The installation is the US's premier test facility. Apart from the US, ten other nations use Yuma for testing. The AH-64 Apache helicopter, the M-1 Abrams tank and the Bradley Fighting Vehicle all underwent developmental training at the site.
Though a majority of the proving ground is devoted to testing, it also facilitates training with around 100 units of Army and Marine Corps visiting each year.
Yuma proving ground history
Fort Yuma came into existence in 1850 when the soldiers at the fort had to monitor the Yuma crossing. In 1865, another facility known as the Yuma Quartermaster Depot was constructed. This was built to function as a supply base for Army posts in Arizona and New Mexico. Both facilities were closed during the 1880s.
In 1943, the Yuma Test Branch was opened at the same location.

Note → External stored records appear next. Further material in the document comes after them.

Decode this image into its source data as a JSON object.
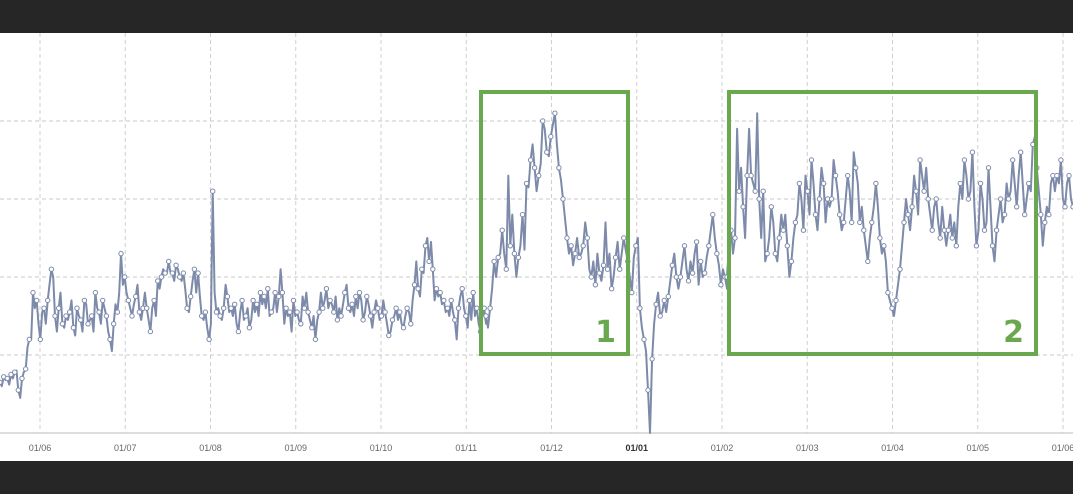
{
  "chart_data": {
    "type": "line",
    "title": "",
    "xlabel": "",
    "ylabel": "",
    "x_tick_labels": [
      "01/06",
      "01/07",
      "01/08",
      "01/09",
      "01/10",
      "01/11",
      "01/12",
      "01/01",
      "01/02",
      "01/03",
      "01/04",
      "01/05",
      "01/06"
    ],
    "bold_tick_index": 7,
    "ylim": [
      0,
      5
    ],
    "y_gridlines": [
      1,
      2,
      3,
      4
    ],
    "grid": true,
    "legend": "none",
    "line_color": "#7d8aaa",
    "marker": "hollow-circle",
    "series": [
      {
        "values": [
          0.65,
          0.6,
          0.72,
          0.68,
          0.7,
          0.62,
          0.75,
          0.7,
          0.78,
          0.8,
          0.55,
          0.45,
          0.7,
          0.78,
          0.82,
          1.1,
          1.2,
          1.2,
          1.8,
          1.6,
          1.7,
          1.4,
          1.2,
          1.55,
          1.6,
          1.4,
          1.7,
          1.9,
          2.1,
          2.0,
          1.5,
          1.3,
          1.6,
          1.8,
          1.4,
          1.35,
          1.5,
          1.45,
          1.55,
          1.7,
          1.35,
          1.25,
          1.6,
          1.5,
          1.45,
          1.3,
          1.7,
          1.65,
          1.4,
          1.45,
          1.5,
          1.3,
          1.8,
          1.6,
          1.55,
          1.4,
          1.7,
          1.6,
          1.5,
          1.3,
          1.2,
          1.05,
          1.4,
          1.65,
          1.55,
          1.8,
          2.3,
          1.9,
          2.0,
          1.8,
          1.7,
          1.6,
          1.5,
          1.65,
          1.75,
          1.9,
          1.55,
          1.45,
          1.6,
          1.8,
          1.6,
          1.45,
          1.3,
          1.6,
          1.7,
          1.5,
          1.95,
          1.85,
          2.0,
          2.1,
          2.05,
          2.05,
          2.2,
          2.05,
          2.05,
          1.95,
          2.15,
          2.1,
          2.0,
          1.95,
          2.05,
          1.85,
          1.6,
          1.55,
          1.75,
          1.95,
          2.1,
          1.8,
          2.05,
          1.75,
          1.5,
          1.45,
          1.55,
          1.35,
          1.2,
          1.4,
          3.1,
          1.8,
          1.55,
          1.6,
          1.5,
          1.45,
          1.6,
          1.9,
          1.75,
          1.55,
          1.6,
          1.5,
          1.65,
          1.4,
          1.3,
          1.55,
          1.7,
          1.45,
          1.5,
          1.6,
          1.35,
          1.45,
          1.7,
          1.55,
          1.65,
          1.5,
          1.8,
          1.65,
          1.75,
          1.6,
          1.85,
          1.5,
          1.55,
          1.6,
          1.8,
          1.55,
          1.75,
          2.1,
          1.8,
          1.4,
          1.6,
          1.5,
          1.55,
          1.3,
          1.7,
          1.5,
          1.55,
          1.45,
          1.4,
          1.75,
          1.6,
          1.8,
          1.55,
          1.45,
          1.35,
          1.5,
          1.2,
          1.45,
          1.55,
          1.8,
          1.6,
          1.7,
          1.85,
          1.6,
          1.7,
          1.65,
          1.55,
          1.75,
          1.45,
          1.6,
          1.5,
          1.65,
          1.8,
          1.9,
          1.6,
          1.55,
          1.65,
          1.5,
          1.75,
          1.6,
          1.8,
          1.7,
          1.45,
          1.55,
          1.75,
          1.65,
          1.5,
          1.35,
          1.55,
          1.7,
          1.6,
          1.45,
          1.5,
          1.7,
          1.55,
          1.4,
          1.25,
          1.3,
          1.45,
          1.5,
          1.6,
          1.45,
          1.55,
          1.4,
          1.35,
          1.5,
          1.6,
          1.55,
          1.4,
          1.7,
          1.9,
          2.2,
          1.85,
          1.75,
          2.1,
          2.05,
          2.4,
          2.5,
          2.2,
          2.45,
          2.1,
          1.7,
          1.85,
          1.75,
          1.8,
          1.65,
          1.7,
          1.55,
          1.6,
          1.5,
          1.7,
          1.55,
          1.45,
          1.2,
          1.6,
          1.75,
          1.85,
          1.6,
          1.5,
          1.35,
          1.7,
          1.45,
          1.8,
          1.5,
          1.6,
          1.4,
          1.3,
          1.5,
          1.6,
          1.4
        ]
      },
      {
        "name": "",
        "values": [
          1.5,
          1.35,
          1.6,
          1.85,
          2.2,
          2.0,
          2.25,
          2.3,
          2.6,
          2.3,
          2.1,
          3.3,
          2.4,
          2.8,
          2.3,
          2.0,
          2.25,
          2.4,
          2.8,
          2.35,
          3.2,
          3.15,
          3.5,
          3.7,
          3.4,
          3.1,
          3.3,
          3.45,
          4.0,
          3.9,
          3.6,
          3.55,
          3.8,
          3.95,
          4.1,
          3.7,
          3.4,
          3.25,
          3.0,
          2.75,
          2.5,
          2.3,
          2.4,
          2.15,
          2.3,
          2.5,
          2.25,
          2.3,
          2.4,
          2.7,
          2.5,
          2.1,
          2.0,
          2.2,
          1.9,
          2.3,
          2.05,
          1.95,
          2.15,
          2.7,
          2.1,
          2.3,
          1.85,
          2.0,
          2.25,
          2.45,
          2.1,
          2.3,
          2.5,
          2.35,
          2.2,
          2.0,
          1.8,
          2.25,
          2.4,
          2.5,
          1.6,
          1.35,
          1.2,
          1.05,
          0.55,
          0.0,
          0.95,
          1.4,
          1.65,
          1.8,
          1.5,
          1.55,
          1.7,
          1.55,
          1.75,
          1.95,
          2.15,
          2.3,
          2.0,
          1.85,
          2.0,
          2.2,
          2.4,
          2.1,
          1.95,
          2.2,
          2.05,
          2.3,
          2.45,
          1.9,
          2.2,
          2.0,
          2.05,
          2.25,
          2.4,
          2.6,
          2.8,
          2.5,
          2.3,
          2.15,
          1.9,
          2.1,
          2.0,
          1.85
        ]
      },
      {
        "values": [
          2.0,
          2.4,
          2.6,
          2.3,
          2.5,
          3.9,
          3.1,
          3.4,
          2.9,
          2.5,
          3.3,
          3.9,
          3.3,
          3.2,
          3.1,
          4.1,
          3.0,
          2.5,
          3.1,
          2.2,
          2.3,
          2.5,
          2.9,
          2.7,
          2.3,
          2.2,
          2.5,
          2.8,
          2.6,
          2.8,
          2.4,
          2.0,
          2.2,
          2.5,
          2.7,
          2.8,
          3.2,
          3.0,
          2.6,
          3.3,
          3.1,
          2.8,
          3.5,
          3.2,
          2.8,
          2.6,
          3.0,
          3.4,
          3.2,
          2.7,
          3.0,
          2.9,
          3.0,
          3.5,
          3.3,
          3.1,
          2.8,
          2.6,
          2.7,
          3.0,
          3.3,
          3.1,
          2.7,
          3.6,
          3.4,
          3.2,
          2.7,
          2.9,
          2.6,
          2.4,
          2.2,
          2.5,
          2.7,
          2.9,
          3.2,
          2.9,
          2.5,
          2.3,
          2.4,
          2.2,
          1.8,
          1.7,
          1.6,
          1.5,
          1.7,
          1.9,
          2.1,
          2.4,
          2.7,
          3.0,
          2.8,
          2.6,
          2.9,
          3.3,
          3.1,
          2.8,
          3.5,
          3.3,
          3.1,
          3.4,
          3.0,
          2.8,
          2.6,
          2.9,
          3.0,
          2.7,
          2.5,
          2.9,
          2.6,
          2.4,
          2.6,
          2.8,
          2.5,
          2.7,
          2.4,
          2.9,
          3.2,
          3.0,
          3.5,
          3.3,
          3.0,
          3.1,
          3.6,
          2.9,
          2.4,
          2.6,
          3.2,
          3.0,
          2.6,
          2.7,
          3.4,
          2.9,
          2.4,
          2.2,
          2.6,
          2.8,
          3.0,
          2.7,
          2.8,
          3.2,
          3.0,
          3.1,
          3.5,
          3.2,
          2.9,
          3.3,
          3.6,
          3.2,
          2.8,
          3.0,
          3.2,
          3.1,
          3.7,
          3.8,
          3.4,
          3.1,
          2.8,
          2.4,
          2.7,
          2.9,
          2.8,
          3.2,
          3.3,
          3.1,
          3.3,
          3.2,
          3.5,
          3.0,
          2.9,
          3.2,
          3.3,
          3.0,
          2.9
        ]
      }
    ],
    "annotation_boxes": [
      {
        "label": "1",
        "color": "#6aa84f"
      },
      {
        "label": "2",
        "color": "#6aa84f"
      }
    ]
  }
}
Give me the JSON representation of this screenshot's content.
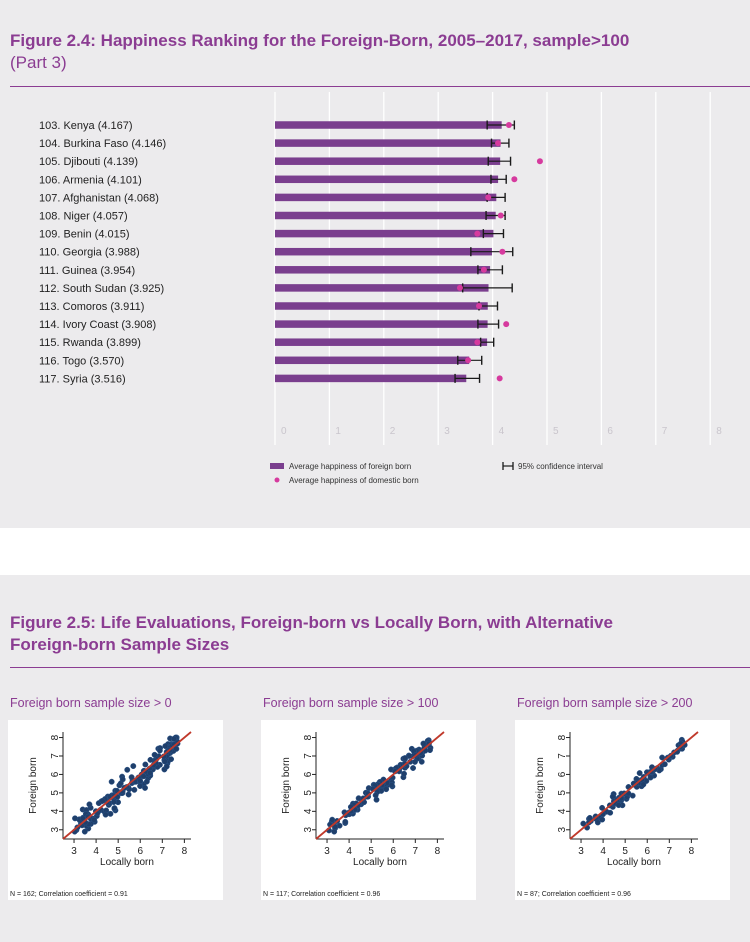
{
  "figure_2_4": {
    "title": "Figure 2.4: Happiness Ranking for the Foreign-Born, 2005–2017, sample>100",
    "subtitle": "(Part 3)",
    "legend": {
      "bar": "Average happiness of foreign born",
      "dot": "Average happiness of domestic born",
      "ci": "95% confidence interval"
    }
  },
  "figure_2_5": {
    "title_line1": "Figure 2.5: Life Evaluations, Foreign-born vs Locally Born, with Alternative",
    "title_line2": "Foreign-born Sample Sizes"
  },
  "colors": {
    "accent": "#8b3c92",
    "bar": "#7a3e8e",
    "dot": "#d63a9e",
    "ci": "#1a1a1a",
    "scatter_point": "#1f3f6b",
    "fit_line": "#c0392b",
    "panel_bg": "#ecebed"
  },
  "chart_data": [
    {
      "type": "bar",
      "title": "Figure 2.4: Happiness Ranking for the Foreign-Born, 2005–2017, sample>100",
      "categories": [
        "103. Kenya (4.167)",
        "104. Burkina Faso (4.146)",
        "105. Djibouti (4.139)",
        "106. Armenia (4.101)",
        "107. Afghanistan (4.068)",
        "108. Niger (4.057)",
        "109. Benin (4.015)",
        "110. Georgia (3.988)",
        "111. Guinea (3.954)",
        "112. South Sudan (3.925)",
        "113. Comoros (3.911)",
        "114. Ivory Coast (3.908)",
        "115. Rwanda (3.899)",
        "116. Togo (3.570)",
        "117. Syria (3.516)"
      ],
      "series": [
        {
          "name": "Average happiness of foreign born",
          "values": [
            4.167,
            4.146,
            4.139,
            4.101,
            4.068,
            4.057,
            4.015,
            3.988,
            3.954,
            3.925,
            3.911,
            3.908,
            3.899,
            3.57,
            3.516
          ]
        },
        {
          "name": "Average happiness of domestic born",
          "values": [
            4.3,
            4.1,
            4.87,
            4.4,
            3.92,
            4.15,
            3.72,
            4.18,
            3.84,
            3.4,
            3.75,
            4.25,
            3.72,
            3.55,
            4.13
          ]
        }
      ],
      "ci_low": [
        3.9,
        3.98,
        3.92,
        3.97,
        3.9,
        3.88,
        3.83,
        3.6,
        3.73,
        3.45,
        3.75,
        3.73,
        3.78,
        3.36,
        3.31
      ],
      "ci_high": [
        4.4,
        4.3,
        4.33,
        4.25,
        4.23,
        4.23,
        4.2,
        4.37,
        4.18,
        4.36,
        4.09,
        4.11,
        4.02,
        3.8,
        3.76
      ],
      "xticks": [
        "0",
        "1",
        "2",
        "3",
        "4",
        "5",
        "6",
        "7",
        "8"
      ],
      "xlim": [
        0,
        8
      ],
      "grid": true,
      "legend_position": "bottom"
    },
    {
      "type": "scatter",
      "title": "Foreign born sample size > 0",
      "xlabel": "Locally born",
      "ylabel": "Foreign born",
      "xticks": [
        "3",
        "4",
        "5",
        "6",
        "7",
        "8"
      ],
      "yticks": [
        "3",
        "4",
        "5",
        "6",
        "7",
        "8"
      ],
      "xlim": [
        2.5,
        8.3
      ],
      "ylim": [
        2.5,
        8.3
      ],
      "n": 162,
      "correlation": 0.91,
      "note": "N = 162; Correlation coefficient = 0.91"
    },
    {
      "type": "scatter",
      "title": "Foreign born sample size > 100",
      "xlabel": "Locally born",
      "ylabel": "Foreign born",
      "xticks": [
        "3",
        "4",
        "5",
        "6",
        "7",
        "8"
      ],
      "yticks": [
        "3",
        "4",
        "5",
        "6",
        "7",
        "8"
      ],
      "xlim": [
        2.5,
        8.3
      ],
      "ylim": [
        2.5,
        8.3
      ],
      "n": 117,
      "correlation": 0.96,
      "note": "N = 117; Correlation coefficient = 0.96"
    },
    {
      "type": "scatter",
      "title": "Foreign born sample size > 200",
      "xlabel": "Locally born",
      "ylabel": "Foreign born",
      "xticks": [
        "3",
        "4",
        "5",
        "6",
        "7",
        "8"
      ],
      "yticks": [
        "3",
        "4",
        "5",
        "6",
        "7",
        "8"
      ],
      "xlim": [
        2.5,
        8.3
      ],
      "ylim": [
        2.5,
        8.3
      ],
      "n": 87,
      "correlation": 0.96,
      "note": "N = 87; Correlation coefficient = 0.96"
    }
  ]
}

It was opened by the US Army Corps of Engineers. The site was renamed Engineering Research and Development Laboratories, Yuma Test Branch, Sixth Army, in 1947. It was, however, deactivated in 1950 and then reactivated in 1951. It was a desert environmental testing platform for various kinds of equipment. The site was assigned in 1962 to the US Army Material Command. It was then renamed the Yuma Proving Ground.
In 1973 it was named US Army Yuma Proving Ground and in 1974 it received the designation of Department of Defense Major Range and Test Facility Base.
Different types of testing mechanisms have been developed at the site over the years including facilities for air delivery, artillery systems and ammunition systems.
Design and construction
A $100m automotive test facility was opened in July 2009. A joint project between General Motors and the US Army, the facility can be used to test about 80% of the Army's vehicles.
A community centre opened at Yuma on 29 April 2010. The 62,000ft2 centre includes recreational rooms, an exercise room, a spacious hall and a kitchen.
The base has an 88km overland artillery range, the longest in the US. The site conducts the testing of smart weapon systems and roadside bomb countermeasures.
The live-fire Graze Range supports machine guns of .50 caliber or below for platoon and squad-sized exercises. The different exercises that can be performed include urban terrain, counter terrorism and operations other than war. Another live fire facility, Tow Town, is used for inert light, medium and heavy anti-armour weapons.
Cold region testing is performed at The Cold Regions Test Center at Fort Greely, Alaska. Tropic Regions testing is done in Panama, Honduras, Suriname and Hawaii. The last one is done at the Yuma Test Center at Yuma.
Yuma features a wide range of protection equipment. Ground weapon systems are available from small arms to long-range artillery. Helicopter armament and target acquisition systems are available. Artillery and tank munitions are also present. Land mines and mine removal systems also available.
The technology at the base includes state-of-the-art fibre optics systems. The base features cargo as well as personnel parachutes. These are incorporated with guided system technologies.
The site's Laguna Army airfield has two runways, the 6,118ft-long 18/36 and the 6,000ft-long 6/24. In addition, there are multiple airstrips and 12 drop zones located at the base for unmanned aerial systems.